Cam ordered another round for himself. Much like Jeff, he didn’t talk to his family about being a combat survivor. If he hadn’t needed his prosthesis checked twice a year, he’d probably never step foot in the VA. After he’d lost his leg, part of his hand, and received an honorable medical discharge, he’d cut himself off from everyone in his former military life except for a couple guys from his unit.
“I don’t mean to be gross, but Jeff really… offed himself with a chainsaw?” Doc Monroe asked.
The sheriff nodded. “The modern day method of falling on his sword.
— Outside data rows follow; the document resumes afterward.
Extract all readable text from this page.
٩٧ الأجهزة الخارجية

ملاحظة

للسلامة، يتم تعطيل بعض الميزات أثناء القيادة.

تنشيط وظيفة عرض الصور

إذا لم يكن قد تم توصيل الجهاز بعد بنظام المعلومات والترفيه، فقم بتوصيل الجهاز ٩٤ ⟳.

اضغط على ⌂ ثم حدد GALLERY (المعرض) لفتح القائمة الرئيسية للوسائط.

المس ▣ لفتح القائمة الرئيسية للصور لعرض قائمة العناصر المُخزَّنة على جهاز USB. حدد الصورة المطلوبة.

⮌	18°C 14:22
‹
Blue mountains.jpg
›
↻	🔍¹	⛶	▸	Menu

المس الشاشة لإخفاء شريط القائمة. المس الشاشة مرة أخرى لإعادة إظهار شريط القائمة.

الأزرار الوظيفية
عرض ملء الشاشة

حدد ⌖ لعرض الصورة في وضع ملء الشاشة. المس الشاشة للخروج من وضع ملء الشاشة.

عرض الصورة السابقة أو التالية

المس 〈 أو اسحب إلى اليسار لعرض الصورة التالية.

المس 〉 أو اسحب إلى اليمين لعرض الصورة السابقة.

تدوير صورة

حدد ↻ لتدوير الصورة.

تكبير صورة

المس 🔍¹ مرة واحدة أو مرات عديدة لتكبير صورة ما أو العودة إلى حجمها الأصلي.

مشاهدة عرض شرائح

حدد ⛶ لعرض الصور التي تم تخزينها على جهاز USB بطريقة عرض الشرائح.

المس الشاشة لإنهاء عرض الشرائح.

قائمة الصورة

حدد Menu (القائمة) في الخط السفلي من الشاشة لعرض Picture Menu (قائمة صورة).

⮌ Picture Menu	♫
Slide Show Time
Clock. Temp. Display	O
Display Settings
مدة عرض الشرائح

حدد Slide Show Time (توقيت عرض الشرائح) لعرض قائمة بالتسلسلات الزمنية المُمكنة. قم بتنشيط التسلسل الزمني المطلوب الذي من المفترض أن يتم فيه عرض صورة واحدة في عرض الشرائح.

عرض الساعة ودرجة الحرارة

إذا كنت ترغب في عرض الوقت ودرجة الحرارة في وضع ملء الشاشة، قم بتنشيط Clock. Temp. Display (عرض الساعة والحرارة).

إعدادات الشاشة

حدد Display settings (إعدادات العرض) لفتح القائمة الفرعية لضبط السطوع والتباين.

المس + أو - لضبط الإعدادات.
Except he turned it on and…” He drained his beer. “Evidently, it was an older model with no safeguards. It stayed on and kept cutting through everything in its path until it ran out of gas.”
Both the sheriff and Cam shuddered at the gruesome mental image of the carnage left in the wake of a runaway chainsaw.
Doc Monroe polished off her second martini. “I’m not a detective, but do any of the pieces fit together yet?”
“More now than they did before you joined us. So thanks, Doc. I’ll have to add the supposition to my report.”
“The supposition being…” She paused and then said, “That Angela must’ve startled Jeff during one of his combat nightmares and he emptied his handgun into her. When he realized what he’d done, he killed himself in a manner which he knew he wouldn’t survive.”
“That’s probably as close to the truth as we’ll ever get,” Cam said. “No one will ever really know what went on.”
She looked at them, her brow furrowed, and Cam knew she’d gone back into doctor mode. “But it’s not like either of you can easily forget it. Since you have access to a top-notch counselor through the sheriff’s office, I recommend you both take advantage of it. This has the potential to haunt you and affect your job.”